I look down at the broken man before me. On the way to the hospital the deep gash on his scalp started haemorrhaging uncontrollably. The iGel and its circuit into the bag are now tinged red with blood that had entered his lungs and plural space. He required three additional needle thoracocentesis’ along the way with the last two bubbling only blood out of the end of the catheter. As the ambulance stops the back doors are opened from the outside. A nurse and porter connect their oxygen and the stretcher is removed from the ambulance. Resuscitation bay fourteen is full of people, full of people that were caring for others but had to be relocated to assist in the care of this man. The team consists of the senior emergency registrar, an anaesthetist, three junior doctors and five nurses all with a role to play in attempting to revive this man. As he is pulled across to the hospital bed, I offer a brief summary of treatment given and disclose what little other history we have. I don’t even have a name or a date of birth. They thank me and begin their efforts.

Thirty two minutes later his chest had been cut open, nine units of blood products and medications delivered and his injuries ultimately deemed too significant to warrant continued resuscitation efforts. Resuscitation bay fourteen was exhausted of most of its stock and would take over an hour to clear and prepare for the next patient. The waiting time for people in the waiting was pushed back another hour.
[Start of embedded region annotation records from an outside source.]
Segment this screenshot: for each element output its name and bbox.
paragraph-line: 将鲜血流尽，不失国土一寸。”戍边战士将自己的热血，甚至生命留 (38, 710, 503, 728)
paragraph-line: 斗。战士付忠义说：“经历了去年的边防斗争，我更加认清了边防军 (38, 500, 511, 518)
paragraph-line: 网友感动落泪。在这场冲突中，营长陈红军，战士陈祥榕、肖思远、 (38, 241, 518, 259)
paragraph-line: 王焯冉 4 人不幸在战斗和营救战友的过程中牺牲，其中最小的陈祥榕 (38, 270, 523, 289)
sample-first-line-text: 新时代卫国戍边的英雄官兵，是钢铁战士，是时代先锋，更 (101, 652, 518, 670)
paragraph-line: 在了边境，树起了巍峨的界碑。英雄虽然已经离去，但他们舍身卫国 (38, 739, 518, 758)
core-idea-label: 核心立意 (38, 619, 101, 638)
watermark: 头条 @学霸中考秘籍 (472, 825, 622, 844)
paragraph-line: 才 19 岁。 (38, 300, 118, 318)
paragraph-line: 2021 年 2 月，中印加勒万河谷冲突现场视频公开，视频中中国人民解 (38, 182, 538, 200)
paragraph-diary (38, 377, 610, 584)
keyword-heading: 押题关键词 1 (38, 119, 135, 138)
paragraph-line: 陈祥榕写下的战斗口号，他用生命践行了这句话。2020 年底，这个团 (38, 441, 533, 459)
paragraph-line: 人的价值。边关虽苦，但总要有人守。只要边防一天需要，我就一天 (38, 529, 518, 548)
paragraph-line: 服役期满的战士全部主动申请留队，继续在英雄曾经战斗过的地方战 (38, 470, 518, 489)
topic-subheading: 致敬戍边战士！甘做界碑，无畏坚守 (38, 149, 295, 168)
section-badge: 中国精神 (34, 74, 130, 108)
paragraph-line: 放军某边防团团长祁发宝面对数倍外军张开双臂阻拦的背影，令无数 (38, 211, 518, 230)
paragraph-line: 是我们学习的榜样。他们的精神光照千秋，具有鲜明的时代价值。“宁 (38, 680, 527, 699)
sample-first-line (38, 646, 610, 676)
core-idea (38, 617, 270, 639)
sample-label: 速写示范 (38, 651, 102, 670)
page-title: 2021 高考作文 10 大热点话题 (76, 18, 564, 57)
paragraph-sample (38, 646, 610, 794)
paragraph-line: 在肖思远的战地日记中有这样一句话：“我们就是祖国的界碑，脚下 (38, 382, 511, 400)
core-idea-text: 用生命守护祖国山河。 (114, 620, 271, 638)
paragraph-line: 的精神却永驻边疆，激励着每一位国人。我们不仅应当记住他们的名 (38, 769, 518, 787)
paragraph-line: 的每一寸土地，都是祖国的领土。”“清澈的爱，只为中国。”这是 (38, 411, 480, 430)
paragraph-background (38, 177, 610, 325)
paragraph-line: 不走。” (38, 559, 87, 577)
I spend forty five minutes writing up the details of the care I delivered and what the outcome was knowing that the police’s major crash team will likely be among the first to view the case sheet. My partner and I then spend another hour after scheduled knock off time cleaning the blood from the back of the ambulance and restocking all the equipment that we used.

I go home and stand in the shower wondering if I should have even taken him to the emergency department in the first place given the outcome.


I’m back on the sandy embankment, I take a closer look at the rider’s head wound before instructing my more junior colleague to prepare the extrication equipment. I manipulate the loose skin around his head wound and see what I think is brain matter. I tell my colleague that these injuries are likely incompatible with life. We leave the rider laying down the embankment and cover him with a sheet. The police arrive shortly after and close the road in preparation for the police’s major crash team to investigate. I write the case sheet up in ten minutes and finish on time.

I go home and stand in the shower wondering if I could have done more for the rider.